Eu sou o submerso daquelas latitudes,
deixei ali minha mãos, minha primeira abundância,
os tesouros vazios mais ricos que o dinheiro,
o fulgor desse mundo de folhas, raízes, sílabas
sem idioma, folhas entrecortadas
que uma a uma me fizeram entender a sorte
jovem e tenebrosa, e é por isso
que quando
caiu a névoa e o mar, a lava, o medo
ali caíram, enredando-se em nó de espinhos
que rodava tremendo sobre o dia
com um cauda de água hirsuta e pedras que mordiam,
e a terra paria e morria, agonizava e nascia,
e outra vez voltava a chamar-se terra e a ter noite
e de novo apagava o seu nome com espanto,
ai, ai irmãos ausentes, como se a dor fosse um
[sistema intacto,
uma taça de ar amargo entre todo o ar do céu,
ali onde eu estive chegou a meus lábios a morte,
ali onde eu estive a terra foi sacudida
e se queimou meu coração com um só relâmpago.(“Cantos Cerimoniais“, de Pablo Neruda)

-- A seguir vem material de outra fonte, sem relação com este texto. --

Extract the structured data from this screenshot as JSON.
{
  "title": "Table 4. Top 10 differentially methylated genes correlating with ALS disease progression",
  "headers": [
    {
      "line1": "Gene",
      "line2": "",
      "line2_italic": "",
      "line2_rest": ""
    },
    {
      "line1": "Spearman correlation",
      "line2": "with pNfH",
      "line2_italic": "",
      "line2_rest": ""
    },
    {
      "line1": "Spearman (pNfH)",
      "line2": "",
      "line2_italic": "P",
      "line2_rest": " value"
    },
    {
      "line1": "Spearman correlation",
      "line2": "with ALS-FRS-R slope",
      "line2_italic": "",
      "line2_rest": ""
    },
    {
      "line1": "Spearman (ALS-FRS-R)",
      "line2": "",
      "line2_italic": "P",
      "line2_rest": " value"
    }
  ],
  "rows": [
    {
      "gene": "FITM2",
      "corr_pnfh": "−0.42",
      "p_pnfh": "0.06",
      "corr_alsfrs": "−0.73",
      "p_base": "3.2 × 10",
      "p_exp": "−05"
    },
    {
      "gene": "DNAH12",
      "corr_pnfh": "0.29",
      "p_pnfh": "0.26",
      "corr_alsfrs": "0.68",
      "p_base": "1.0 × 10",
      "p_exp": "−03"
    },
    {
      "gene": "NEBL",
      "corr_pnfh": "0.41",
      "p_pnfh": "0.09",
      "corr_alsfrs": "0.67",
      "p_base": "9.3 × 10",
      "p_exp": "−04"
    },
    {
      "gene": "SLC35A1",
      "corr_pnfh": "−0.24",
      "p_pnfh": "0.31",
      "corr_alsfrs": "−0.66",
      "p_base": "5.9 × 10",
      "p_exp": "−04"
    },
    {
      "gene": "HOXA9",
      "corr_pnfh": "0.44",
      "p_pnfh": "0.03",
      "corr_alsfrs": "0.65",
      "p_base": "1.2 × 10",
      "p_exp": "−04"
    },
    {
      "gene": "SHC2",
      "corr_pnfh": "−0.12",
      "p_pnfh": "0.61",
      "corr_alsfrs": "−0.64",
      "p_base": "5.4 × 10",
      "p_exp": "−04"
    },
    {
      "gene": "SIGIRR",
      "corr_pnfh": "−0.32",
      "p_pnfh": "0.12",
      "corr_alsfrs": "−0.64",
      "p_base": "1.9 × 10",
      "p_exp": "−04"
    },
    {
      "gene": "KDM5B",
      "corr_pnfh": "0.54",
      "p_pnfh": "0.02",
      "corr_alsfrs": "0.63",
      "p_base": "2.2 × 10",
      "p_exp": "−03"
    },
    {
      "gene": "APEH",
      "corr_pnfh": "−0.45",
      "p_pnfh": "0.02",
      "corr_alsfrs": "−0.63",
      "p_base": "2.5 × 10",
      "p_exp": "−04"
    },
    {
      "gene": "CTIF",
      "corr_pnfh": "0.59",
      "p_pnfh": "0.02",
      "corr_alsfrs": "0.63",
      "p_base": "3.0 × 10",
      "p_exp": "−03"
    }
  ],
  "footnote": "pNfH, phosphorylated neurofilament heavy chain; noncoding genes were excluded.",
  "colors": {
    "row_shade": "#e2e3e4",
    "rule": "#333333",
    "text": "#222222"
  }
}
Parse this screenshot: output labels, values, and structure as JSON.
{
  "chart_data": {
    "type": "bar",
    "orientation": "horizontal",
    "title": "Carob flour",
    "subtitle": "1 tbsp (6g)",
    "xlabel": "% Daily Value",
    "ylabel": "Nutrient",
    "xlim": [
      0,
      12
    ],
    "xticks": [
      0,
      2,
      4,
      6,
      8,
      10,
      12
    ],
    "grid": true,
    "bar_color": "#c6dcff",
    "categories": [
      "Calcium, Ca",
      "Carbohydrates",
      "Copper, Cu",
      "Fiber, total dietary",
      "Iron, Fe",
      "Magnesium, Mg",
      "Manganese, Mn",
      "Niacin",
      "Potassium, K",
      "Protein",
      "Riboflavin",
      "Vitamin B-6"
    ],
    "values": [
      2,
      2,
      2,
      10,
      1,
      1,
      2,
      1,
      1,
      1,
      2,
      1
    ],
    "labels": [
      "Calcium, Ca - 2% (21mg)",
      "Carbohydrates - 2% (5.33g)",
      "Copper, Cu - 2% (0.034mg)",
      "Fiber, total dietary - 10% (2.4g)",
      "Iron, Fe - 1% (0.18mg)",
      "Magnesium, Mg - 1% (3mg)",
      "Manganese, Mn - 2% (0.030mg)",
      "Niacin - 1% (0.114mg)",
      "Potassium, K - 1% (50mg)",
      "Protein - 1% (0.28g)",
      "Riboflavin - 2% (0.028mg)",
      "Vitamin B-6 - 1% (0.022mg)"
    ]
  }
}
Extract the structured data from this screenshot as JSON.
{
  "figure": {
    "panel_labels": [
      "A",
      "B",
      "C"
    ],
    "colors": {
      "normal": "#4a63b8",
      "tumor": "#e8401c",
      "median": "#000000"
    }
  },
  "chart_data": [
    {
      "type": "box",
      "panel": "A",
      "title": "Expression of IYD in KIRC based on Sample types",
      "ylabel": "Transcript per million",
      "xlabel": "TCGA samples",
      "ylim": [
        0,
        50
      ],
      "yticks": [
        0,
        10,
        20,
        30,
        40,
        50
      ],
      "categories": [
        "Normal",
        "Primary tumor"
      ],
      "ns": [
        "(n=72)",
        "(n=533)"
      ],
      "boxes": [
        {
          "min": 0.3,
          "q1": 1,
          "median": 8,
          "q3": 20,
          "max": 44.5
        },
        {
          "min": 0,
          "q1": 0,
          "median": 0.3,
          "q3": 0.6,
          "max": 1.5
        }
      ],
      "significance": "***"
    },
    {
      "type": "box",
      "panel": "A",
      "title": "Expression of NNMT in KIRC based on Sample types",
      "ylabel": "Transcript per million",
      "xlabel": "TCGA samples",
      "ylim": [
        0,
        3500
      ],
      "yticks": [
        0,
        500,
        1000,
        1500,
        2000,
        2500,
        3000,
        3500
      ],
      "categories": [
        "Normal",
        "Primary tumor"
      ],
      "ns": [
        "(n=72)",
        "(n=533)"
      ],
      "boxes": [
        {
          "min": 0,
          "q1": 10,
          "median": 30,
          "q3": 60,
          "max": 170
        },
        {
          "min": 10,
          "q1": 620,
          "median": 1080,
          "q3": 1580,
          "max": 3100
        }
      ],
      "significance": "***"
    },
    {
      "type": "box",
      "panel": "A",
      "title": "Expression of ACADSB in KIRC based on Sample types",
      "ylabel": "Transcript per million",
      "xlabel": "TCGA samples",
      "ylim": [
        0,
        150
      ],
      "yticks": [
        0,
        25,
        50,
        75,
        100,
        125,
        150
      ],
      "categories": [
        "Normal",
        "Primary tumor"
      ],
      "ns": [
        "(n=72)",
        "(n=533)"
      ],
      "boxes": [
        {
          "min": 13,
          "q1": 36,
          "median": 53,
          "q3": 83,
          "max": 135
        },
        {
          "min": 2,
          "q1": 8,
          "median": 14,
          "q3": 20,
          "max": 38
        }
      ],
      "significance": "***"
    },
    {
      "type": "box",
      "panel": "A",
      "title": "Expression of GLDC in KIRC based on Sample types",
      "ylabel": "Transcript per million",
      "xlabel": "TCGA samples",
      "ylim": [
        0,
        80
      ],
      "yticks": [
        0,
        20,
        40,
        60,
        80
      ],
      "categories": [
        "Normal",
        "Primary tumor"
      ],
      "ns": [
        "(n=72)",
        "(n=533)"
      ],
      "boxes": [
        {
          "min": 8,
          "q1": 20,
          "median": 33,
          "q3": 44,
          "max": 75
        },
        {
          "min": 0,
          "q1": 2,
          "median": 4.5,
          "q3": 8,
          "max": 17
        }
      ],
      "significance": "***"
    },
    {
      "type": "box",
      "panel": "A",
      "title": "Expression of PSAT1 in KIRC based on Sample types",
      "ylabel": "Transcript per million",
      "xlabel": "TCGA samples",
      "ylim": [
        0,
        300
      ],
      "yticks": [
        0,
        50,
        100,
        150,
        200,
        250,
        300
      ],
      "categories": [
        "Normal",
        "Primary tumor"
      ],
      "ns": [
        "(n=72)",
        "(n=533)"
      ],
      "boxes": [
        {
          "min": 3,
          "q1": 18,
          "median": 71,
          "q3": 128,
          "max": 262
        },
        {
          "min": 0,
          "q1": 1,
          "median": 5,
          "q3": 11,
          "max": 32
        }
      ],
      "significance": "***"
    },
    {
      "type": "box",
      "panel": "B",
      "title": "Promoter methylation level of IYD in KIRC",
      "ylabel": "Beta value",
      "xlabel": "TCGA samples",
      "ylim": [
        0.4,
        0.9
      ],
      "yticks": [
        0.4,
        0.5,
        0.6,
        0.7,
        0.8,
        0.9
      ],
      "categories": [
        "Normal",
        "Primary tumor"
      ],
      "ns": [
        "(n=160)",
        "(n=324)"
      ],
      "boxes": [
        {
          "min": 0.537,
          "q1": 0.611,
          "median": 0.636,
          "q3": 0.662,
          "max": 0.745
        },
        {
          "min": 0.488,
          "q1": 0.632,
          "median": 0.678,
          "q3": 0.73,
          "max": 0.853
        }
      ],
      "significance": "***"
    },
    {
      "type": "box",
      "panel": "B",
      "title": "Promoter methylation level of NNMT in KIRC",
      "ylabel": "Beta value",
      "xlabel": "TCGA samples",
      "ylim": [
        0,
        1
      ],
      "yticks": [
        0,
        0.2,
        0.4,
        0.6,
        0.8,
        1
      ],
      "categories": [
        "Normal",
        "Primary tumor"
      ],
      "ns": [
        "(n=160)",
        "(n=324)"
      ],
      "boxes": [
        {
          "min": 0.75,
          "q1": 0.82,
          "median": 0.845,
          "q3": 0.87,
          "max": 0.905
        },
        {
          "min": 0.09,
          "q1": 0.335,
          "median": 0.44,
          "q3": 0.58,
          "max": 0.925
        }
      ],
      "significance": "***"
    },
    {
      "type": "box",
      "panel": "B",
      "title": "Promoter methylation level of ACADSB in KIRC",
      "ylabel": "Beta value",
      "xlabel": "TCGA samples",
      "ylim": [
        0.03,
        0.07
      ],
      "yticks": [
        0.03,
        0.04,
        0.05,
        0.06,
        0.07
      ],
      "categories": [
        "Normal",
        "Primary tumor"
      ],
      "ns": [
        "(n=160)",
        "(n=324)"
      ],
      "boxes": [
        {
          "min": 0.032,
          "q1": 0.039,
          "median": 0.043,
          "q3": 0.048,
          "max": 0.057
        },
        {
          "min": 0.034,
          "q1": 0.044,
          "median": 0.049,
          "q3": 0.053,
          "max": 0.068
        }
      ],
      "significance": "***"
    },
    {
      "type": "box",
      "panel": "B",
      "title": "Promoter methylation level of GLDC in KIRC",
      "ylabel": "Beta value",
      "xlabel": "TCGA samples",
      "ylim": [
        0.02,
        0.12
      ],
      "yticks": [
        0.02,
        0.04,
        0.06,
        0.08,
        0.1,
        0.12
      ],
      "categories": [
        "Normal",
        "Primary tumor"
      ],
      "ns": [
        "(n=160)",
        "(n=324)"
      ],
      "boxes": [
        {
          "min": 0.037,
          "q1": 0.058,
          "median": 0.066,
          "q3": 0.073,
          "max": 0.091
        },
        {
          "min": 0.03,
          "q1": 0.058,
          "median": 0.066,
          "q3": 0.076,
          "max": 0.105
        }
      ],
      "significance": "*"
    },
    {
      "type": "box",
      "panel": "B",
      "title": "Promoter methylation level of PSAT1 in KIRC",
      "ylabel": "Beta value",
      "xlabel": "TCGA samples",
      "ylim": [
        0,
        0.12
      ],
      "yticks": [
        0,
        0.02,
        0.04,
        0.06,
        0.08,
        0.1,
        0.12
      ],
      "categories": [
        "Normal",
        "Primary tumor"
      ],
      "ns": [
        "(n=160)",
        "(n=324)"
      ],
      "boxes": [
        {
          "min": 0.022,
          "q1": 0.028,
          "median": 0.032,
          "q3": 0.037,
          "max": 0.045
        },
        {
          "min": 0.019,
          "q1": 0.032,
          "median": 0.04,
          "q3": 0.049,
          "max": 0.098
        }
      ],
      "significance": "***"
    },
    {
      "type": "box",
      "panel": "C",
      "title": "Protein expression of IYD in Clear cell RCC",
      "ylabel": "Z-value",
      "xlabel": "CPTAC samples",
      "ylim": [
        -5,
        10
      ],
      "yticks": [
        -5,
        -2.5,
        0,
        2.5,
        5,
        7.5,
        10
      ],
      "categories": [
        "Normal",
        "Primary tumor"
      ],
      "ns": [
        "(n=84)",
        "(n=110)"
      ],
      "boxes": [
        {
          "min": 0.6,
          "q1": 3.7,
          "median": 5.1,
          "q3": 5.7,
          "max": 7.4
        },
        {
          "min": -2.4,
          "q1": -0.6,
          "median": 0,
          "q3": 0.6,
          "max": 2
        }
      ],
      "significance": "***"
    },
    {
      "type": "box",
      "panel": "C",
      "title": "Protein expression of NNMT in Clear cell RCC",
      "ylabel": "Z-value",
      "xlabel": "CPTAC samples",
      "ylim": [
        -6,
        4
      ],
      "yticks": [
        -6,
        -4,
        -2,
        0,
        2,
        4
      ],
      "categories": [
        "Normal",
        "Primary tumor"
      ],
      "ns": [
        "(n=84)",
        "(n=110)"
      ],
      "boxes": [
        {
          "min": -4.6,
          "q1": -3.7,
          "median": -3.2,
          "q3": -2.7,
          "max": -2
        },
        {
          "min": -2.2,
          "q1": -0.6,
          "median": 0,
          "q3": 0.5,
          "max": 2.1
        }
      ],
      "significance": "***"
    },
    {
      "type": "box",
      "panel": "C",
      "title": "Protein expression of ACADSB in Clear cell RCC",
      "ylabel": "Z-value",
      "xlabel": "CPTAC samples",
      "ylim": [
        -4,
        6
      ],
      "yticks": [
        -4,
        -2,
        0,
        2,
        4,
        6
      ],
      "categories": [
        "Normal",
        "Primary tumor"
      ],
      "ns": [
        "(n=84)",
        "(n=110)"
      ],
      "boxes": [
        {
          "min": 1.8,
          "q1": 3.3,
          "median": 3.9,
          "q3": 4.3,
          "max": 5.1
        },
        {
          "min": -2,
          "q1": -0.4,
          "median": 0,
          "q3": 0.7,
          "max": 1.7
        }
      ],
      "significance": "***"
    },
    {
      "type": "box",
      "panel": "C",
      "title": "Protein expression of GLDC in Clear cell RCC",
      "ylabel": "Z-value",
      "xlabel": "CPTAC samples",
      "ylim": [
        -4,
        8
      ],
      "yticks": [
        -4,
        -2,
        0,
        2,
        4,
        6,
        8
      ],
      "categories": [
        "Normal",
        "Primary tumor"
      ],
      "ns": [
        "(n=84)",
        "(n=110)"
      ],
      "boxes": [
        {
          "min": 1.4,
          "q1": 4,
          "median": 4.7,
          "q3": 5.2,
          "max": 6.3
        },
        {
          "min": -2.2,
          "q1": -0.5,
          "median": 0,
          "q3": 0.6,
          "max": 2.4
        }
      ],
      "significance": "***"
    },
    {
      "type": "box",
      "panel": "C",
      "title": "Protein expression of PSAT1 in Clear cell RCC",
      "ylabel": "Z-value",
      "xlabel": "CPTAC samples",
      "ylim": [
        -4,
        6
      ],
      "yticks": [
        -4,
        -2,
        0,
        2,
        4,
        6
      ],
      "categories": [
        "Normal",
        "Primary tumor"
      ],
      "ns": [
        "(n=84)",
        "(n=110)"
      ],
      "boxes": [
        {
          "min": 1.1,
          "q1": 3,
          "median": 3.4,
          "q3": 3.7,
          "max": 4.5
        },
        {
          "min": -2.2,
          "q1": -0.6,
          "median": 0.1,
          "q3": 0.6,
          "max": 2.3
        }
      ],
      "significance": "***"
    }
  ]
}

Pablo Neruda nasceu Ricardo Eliécer Neftalí Reyes Basoalto em 12 de julho de 1904, na cidade chilena de Parral. E só adotou o pseudônimo com o qual entrou para a história da literatura – e recebeu um Prêmio Nobel – em 1920, numa homenagem ao poeta tchecoslovaco Jan Neruda (1834-1891) –, sob o qual o jovem publicava poemas no periódico literário Selva austral. Seu primeiro livro foi lançado em 1923 e, a partir de então, ele nunca mais parou de produzir versos.